When her mother discovered what was going on, she immediately called police. However, the victim said nothing out of fear for her own life and her family members’ lives.
She remained silent on the issue for years, but the current law requires that sexual abuse cases involving minors must be reported within five years after a victim reaches the age of 18. The victim, now 41, is ineligible to make a case against her abuser under the current law.
“I feel like I fell through the cracks of the system,” she said. “Now I found my voice. I’m going to speak, I’m going to scream and I’m going to do everything I have to do because I am reclaiming my life.”
The victim is an active supporter of Assemblywoman Margaret Markey’s Child Victims Act of New York (A2872/S63), which passed the Assembly four times since 2006 but has never made it to the floor of the state Senate for a vote, The bill seeks to completely eliminate the statute of limitations for victims of child sexual abuse and create a one-year period of time when victims of child abuse who are now adults can bring a civil suit against their abuser and anyone who has protected or covered for the predator.
After hearing about the legislation from a close family relative, she filed a domestic incident report against her abuser with the police department and reached out to Markey.
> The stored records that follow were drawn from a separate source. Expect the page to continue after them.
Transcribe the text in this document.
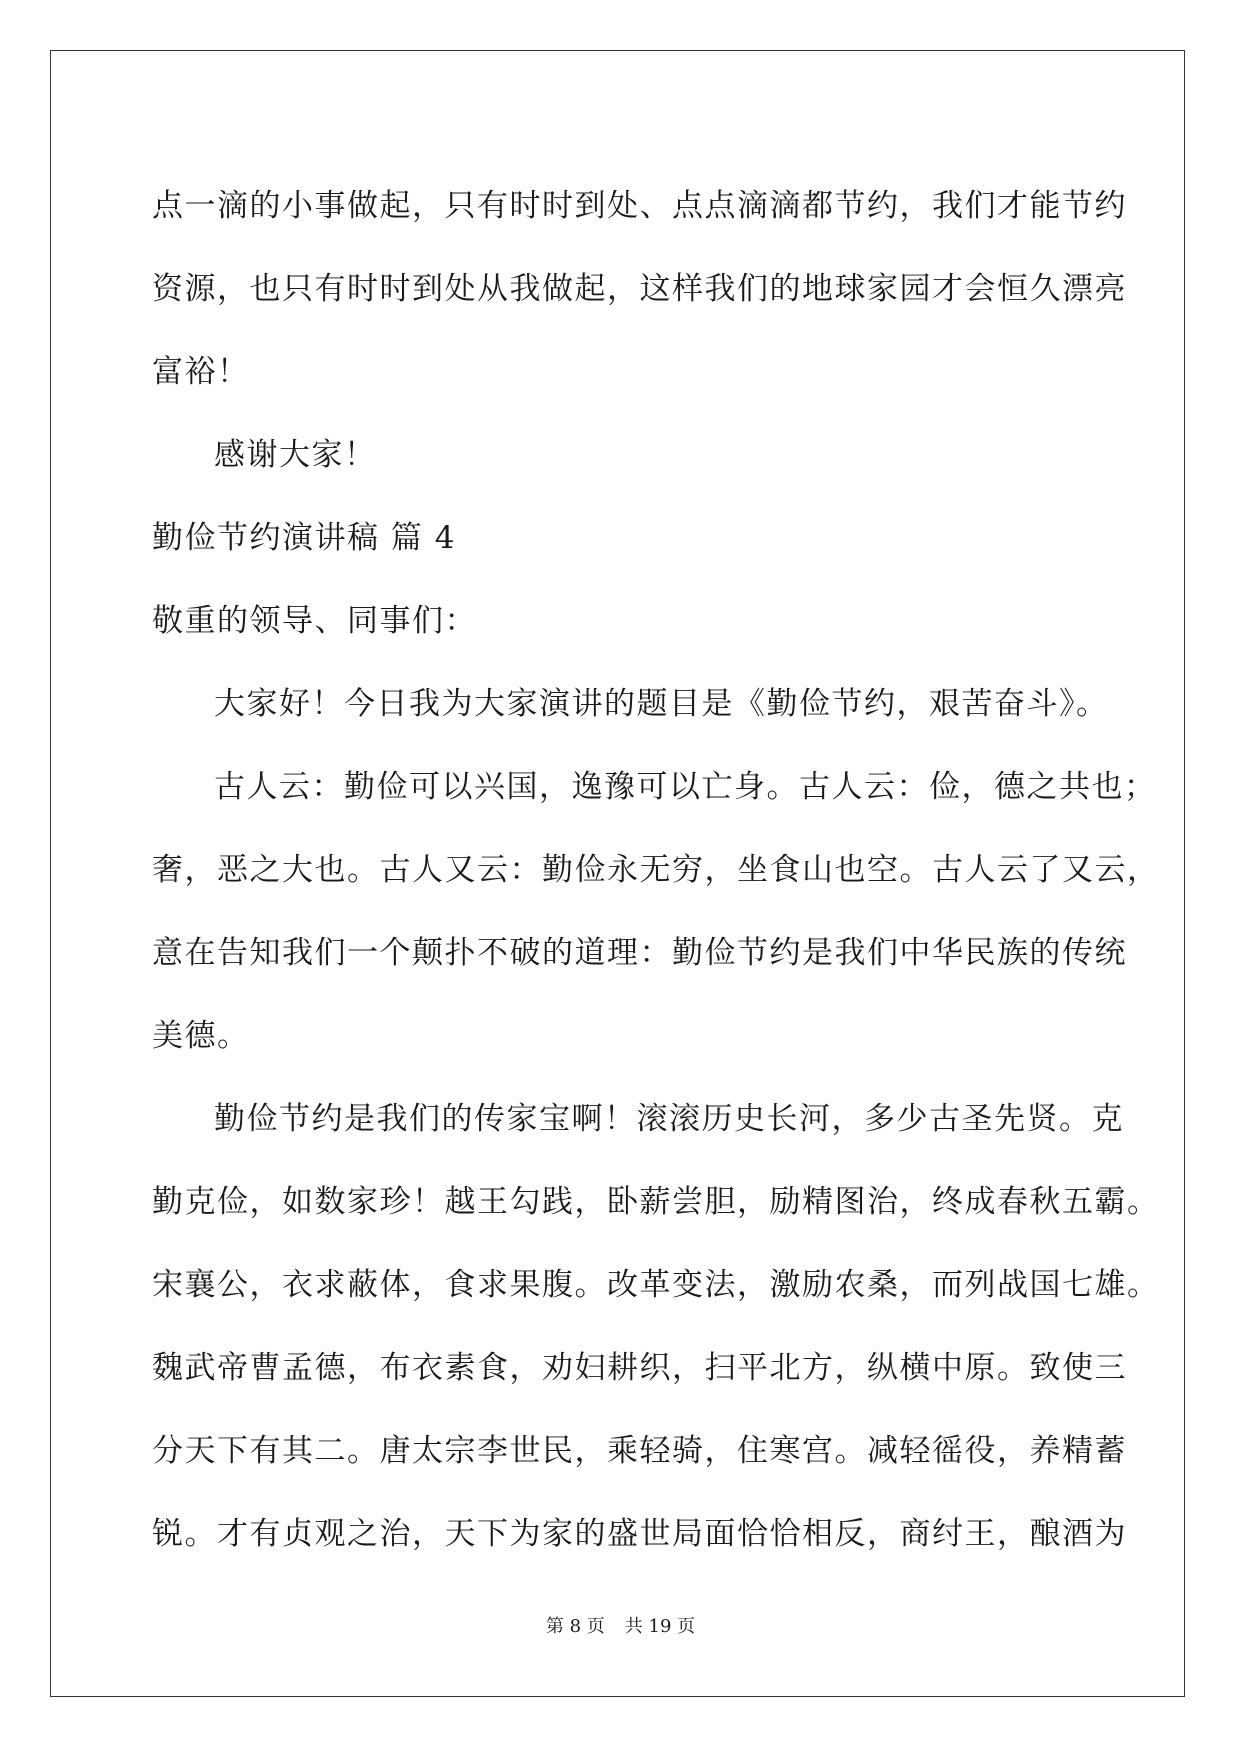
点一滴的小事做起，只有时时到处、点点滴滴都节约，我们才能节约
资源，也只有时时到处从我做起，这样我们的地球家园才会恒久漂亮
富裕！
感谢大家！
勤俭节约演讲稿 篇 4
敬重的领导、同事们：
大家好！今日我为大家演讲的题目是《勤俭节约，艰苦奋斗》。
古人云：勤俭可以兴国，逸豫可以亡身。古人云：俭，德之共也；
奢，恶之大也。古人又云：勤俭永无穷，坐食山也空。古人云了又云，
意在告知我们一个颠扑不破的道理：勤俭节约是我们中华民族的传统
美德。
勤俭节约是我们的传家宝啊！滚滚历史长河，多少古圣先贤。克
勤克俭，如数家珍！越王勾践，卧薪尝胆，励精图治，终成春秋五霸。
宋襄公，衣求蔽体，食求果腹。改革变法，激励农桑，而列战国七雄。
魏武帝曹孟德，布衣素食，劝妇耕织，扫平北方，纵横中原。致使三
分天下有其二。唐太宗李世民，乘轻骑，住寒宫。减轻徭役，养精蓄
锐。才有贞观之治，天下为家的盛世局面恰恰相反，商纣王，酿酒为
第 8 页 共 19 页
Upon learning of her story, Markey invited the Ridgewood resident to Lobby Day for the Child Victims Act on Wednesday in Albany.
“With research showing that one in five of all children in the U.S. are sexually abused, it is not only important to raise public awareness about this scourge,” Markey said in a statement. “It is also vital that we reform outmoded laws to provide justice for victims and expose pedophiles and those who hide them, also helping to protect future generations of children from abuse.”
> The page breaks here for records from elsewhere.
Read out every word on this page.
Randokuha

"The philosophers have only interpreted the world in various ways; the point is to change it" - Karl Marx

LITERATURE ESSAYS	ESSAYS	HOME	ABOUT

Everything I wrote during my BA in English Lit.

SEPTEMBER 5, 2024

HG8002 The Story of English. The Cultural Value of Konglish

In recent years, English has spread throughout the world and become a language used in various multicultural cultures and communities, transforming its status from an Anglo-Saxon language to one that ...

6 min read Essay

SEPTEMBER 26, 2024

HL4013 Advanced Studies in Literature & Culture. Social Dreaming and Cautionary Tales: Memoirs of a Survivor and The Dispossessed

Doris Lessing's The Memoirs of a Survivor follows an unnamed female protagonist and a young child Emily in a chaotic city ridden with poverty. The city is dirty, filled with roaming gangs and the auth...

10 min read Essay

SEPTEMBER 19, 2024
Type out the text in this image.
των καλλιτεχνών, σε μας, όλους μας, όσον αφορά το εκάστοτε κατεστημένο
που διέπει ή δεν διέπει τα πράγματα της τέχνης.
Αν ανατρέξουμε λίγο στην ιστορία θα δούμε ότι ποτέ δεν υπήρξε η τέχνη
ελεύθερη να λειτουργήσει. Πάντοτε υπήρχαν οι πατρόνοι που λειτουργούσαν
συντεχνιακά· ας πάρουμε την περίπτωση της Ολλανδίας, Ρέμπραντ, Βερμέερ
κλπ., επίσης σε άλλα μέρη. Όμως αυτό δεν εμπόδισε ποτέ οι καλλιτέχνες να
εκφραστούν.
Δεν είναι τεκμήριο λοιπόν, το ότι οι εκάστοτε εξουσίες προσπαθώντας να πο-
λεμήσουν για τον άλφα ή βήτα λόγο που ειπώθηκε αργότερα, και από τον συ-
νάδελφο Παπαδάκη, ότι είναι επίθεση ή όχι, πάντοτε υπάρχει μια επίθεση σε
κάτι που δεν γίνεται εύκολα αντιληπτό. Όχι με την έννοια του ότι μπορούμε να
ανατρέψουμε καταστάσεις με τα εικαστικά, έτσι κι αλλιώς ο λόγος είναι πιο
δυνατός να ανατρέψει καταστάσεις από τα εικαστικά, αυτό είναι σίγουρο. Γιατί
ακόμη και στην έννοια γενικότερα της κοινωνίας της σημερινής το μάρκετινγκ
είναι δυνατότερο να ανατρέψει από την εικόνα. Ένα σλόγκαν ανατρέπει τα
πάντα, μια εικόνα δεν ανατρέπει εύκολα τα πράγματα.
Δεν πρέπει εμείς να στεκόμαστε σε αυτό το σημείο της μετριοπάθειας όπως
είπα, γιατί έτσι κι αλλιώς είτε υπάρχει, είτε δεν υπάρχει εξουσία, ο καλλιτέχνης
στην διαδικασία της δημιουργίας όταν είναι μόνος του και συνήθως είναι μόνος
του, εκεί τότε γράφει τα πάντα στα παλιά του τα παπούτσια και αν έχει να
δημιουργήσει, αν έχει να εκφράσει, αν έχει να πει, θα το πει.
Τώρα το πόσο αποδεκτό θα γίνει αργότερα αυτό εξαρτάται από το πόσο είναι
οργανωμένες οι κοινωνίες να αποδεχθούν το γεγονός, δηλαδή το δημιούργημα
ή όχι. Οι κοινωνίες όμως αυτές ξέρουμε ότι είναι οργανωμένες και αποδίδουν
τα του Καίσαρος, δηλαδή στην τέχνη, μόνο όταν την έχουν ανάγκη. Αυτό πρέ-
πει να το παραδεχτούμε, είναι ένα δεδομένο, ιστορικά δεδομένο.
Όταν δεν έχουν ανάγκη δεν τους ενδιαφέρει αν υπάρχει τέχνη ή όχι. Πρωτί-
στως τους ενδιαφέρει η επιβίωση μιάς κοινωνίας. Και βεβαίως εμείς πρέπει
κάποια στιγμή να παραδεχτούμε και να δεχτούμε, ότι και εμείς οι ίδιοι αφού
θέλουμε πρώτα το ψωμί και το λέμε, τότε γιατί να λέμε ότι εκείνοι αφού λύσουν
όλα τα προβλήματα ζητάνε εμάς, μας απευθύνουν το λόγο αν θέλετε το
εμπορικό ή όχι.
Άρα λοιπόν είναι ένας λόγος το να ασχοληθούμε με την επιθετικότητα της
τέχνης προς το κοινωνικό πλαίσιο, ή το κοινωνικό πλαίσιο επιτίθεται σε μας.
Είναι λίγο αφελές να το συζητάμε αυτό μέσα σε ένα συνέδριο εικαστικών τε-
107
Opponents of the act include the Diocese of Brooklyn and Queens, which claims that the open-ended statutes could lead to litigation and settlements that could financially destroy the diocese. In response, Markey penned a letter to Pope Francis asking to schedule a meeting with New York survivors of childhood sexual abuse when he comes to the U.S. in September.
As of Wednesday, Markey has yet to receive a response from the Vatican.